Archive | February, 2024

Drive-Away Dolls

23 Feb

Considering the fantastic cast and punchy setup, this is a bit of a toe stub for Ethan Coen in his second outing (his other being the 2022 rock-doc “Jerry Lee Lewis: Trouble in Mind”) since splitting in 2019 with his brother Joel from a partnership that generated some of the most revered films of the recent cinematic past – “Fargo” (1996) and “No Country for Old Men” (2007) among them. These drive-away dolls are lesbians on a road trip to hell (well, Florida) to deliver a car and visit one’s nana. The car contains wanted cargo (a MacGuffin with shades of “Repo Man” that doesn’t have the greatest of payoffs) with a bunch of shady goons in hot pursuit. The lines between the sexually liberated Jamie (Margaret Qualley) and demure bestie Marian (Geraldine Viswanathan) are drawn starkly in nearly every scene; along the way Jamie brings hookups back to their various motel rooms as the bookish Marian heads to the lobby to read Henry James during playtime. It’s a buddy movie with romantic possibilities – a soccer club spin-the-bottle makeout session forces the issue. Coen and his co-writer, wife Tricia Cooke, who edited projects such as “O Brother, Where Art Thou?” (2000) and “The Big Lebowski” (1998), borrow too much from their shared canon, namely C.J. Wilson and Joey Slotnick as idiosyncratic goons (and that is literally how the are referred to in the credits) whose opposite approaches to dealing with an escalating situation feel ripped slackly from “Fargo.” Qualley, so good in “Once Upon a Time in Hollywood” (2019) and last year’s “Sanctuary,” furthers her blossoming CV with an energetic, scene-pushing presence bolstered by an affable southern twang, and Viswanathan makes for a good offset.
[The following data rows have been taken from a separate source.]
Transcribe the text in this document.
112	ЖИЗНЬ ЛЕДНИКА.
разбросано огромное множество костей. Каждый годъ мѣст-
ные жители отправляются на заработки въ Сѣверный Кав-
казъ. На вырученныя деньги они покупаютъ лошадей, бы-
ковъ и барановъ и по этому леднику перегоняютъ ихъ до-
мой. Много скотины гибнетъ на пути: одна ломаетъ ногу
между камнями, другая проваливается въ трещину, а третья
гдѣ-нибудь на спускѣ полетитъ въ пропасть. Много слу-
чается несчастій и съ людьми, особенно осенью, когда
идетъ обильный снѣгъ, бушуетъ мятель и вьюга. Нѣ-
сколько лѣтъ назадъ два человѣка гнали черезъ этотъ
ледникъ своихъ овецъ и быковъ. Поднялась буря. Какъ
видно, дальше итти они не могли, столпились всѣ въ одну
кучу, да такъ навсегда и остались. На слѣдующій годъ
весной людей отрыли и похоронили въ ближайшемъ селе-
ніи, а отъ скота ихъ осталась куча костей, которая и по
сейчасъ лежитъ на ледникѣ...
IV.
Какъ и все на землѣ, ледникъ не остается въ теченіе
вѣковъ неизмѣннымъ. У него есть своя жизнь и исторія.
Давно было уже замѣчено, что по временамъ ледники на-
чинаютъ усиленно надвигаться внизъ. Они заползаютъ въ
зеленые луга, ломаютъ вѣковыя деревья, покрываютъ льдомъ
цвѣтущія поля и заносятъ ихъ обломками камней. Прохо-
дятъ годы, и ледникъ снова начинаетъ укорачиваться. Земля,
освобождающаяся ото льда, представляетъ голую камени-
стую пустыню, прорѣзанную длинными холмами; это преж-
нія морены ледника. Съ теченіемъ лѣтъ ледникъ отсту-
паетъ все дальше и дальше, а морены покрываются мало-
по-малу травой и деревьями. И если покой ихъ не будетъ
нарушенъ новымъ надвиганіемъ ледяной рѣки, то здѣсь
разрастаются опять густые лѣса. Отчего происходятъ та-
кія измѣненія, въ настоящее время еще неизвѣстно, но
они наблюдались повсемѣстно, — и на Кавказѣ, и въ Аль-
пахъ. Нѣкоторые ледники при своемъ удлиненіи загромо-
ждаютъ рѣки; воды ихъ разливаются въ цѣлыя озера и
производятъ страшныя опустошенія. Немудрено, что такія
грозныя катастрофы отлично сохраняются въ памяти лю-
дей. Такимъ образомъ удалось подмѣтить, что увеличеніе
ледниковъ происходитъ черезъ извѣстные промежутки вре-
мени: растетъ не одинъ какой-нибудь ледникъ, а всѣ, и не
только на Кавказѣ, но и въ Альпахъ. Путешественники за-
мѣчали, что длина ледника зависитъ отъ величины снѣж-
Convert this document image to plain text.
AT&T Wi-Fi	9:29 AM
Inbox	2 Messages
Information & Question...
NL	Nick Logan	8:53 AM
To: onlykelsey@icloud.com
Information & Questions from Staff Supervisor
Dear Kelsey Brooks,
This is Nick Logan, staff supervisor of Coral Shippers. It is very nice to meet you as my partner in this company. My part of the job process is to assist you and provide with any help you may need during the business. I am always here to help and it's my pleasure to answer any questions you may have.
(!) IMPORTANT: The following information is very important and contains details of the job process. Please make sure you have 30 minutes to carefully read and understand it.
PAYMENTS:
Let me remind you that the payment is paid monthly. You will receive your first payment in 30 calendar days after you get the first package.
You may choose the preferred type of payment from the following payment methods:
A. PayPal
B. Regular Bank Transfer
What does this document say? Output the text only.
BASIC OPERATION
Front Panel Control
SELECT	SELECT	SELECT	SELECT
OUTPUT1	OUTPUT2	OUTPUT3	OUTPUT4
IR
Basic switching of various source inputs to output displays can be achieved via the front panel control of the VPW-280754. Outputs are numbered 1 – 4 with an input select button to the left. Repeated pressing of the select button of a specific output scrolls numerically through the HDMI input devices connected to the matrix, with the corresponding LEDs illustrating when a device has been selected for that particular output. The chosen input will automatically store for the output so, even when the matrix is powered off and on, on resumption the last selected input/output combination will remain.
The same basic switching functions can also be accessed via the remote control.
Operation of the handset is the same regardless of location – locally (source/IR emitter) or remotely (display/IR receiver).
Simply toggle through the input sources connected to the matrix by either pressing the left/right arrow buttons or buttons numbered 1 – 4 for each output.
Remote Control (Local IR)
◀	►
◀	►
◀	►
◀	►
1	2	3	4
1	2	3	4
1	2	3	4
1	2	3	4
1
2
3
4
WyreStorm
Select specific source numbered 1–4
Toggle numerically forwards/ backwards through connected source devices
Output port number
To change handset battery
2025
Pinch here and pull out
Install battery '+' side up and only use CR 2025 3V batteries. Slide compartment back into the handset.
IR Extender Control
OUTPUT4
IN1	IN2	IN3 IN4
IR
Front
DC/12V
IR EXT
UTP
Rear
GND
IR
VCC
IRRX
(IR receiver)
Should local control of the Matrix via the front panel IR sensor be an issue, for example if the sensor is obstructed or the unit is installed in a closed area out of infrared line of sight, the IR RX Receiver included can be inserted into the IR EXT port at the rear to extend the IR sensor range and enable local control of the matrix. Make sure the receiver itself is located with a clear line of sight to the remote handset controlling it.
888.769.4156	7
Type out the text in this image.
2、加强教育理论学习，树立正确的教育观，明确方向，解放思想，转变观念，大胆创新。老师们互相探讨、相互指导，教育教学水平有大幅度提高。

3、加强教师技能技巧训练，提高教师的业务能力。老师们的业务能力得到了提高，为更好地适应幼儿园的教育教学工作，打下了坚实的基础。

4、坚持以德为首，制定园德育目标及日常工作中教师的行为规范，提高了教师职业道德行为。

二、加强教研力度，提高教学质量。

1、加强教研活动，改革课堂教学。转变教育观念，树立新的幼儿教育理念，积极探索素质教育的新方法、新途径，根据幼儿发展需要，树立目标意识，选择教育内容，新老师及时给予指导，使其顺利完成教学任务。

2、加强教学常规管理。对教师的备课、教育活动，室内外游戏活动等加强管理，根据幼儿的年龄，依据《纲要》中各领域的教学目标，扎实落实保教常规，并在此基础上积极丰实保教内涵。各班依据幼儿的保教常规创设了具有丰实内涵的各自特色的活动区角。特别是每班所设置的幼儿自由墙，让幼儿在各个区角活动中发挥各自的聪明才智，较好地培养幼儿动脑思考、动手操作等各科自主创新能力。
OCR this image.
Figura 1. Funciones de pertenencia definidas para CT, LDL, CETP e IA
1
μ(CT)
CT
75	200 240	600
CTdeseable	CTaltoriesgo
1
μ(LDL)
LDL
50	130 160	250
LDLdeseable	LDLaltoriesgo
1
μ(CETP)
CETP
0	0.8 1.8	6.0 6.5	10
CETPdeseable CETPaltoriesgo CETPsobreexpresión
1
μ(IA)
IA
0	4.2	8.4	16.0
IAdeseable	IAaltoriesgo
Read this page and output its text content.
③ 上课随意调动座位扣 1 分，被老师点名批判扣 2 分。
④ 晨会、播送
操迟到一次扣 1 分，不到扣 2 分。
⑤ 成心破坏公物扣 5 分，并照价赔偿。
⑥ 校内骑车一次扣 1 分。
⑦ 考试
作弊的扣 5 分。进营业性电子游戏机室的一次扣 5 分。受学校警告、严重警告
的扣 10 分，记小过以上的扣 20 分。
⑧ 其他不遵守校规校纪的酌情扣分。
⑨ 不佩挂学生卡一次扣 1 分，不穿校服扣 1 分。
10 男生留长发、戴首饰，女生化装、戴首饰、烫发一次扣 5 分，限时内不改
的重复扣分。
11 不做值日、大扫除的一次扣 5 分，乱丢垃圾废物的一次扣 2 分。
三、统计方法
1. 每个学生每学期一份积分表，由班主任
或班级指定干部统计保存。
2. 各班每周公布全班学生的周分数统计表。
The chemistry between the two carries the uneven mishmash as it stumbles early and struggles to regain its quirky vibe. Also in the mix, in small raucous parts, are Matt Damon as a Florida Man, Colman Domingo as the goon handler, Pedro Pascal on ice, Beanie Feldstein (“Booksmart”) as Jamie’s brash law enforcement ex and Bill Camp as the car dispatcher no one listens to. At least this not-quite-fully-baked road comedy with a prize dildo set gone missing is a fast 84 minutes.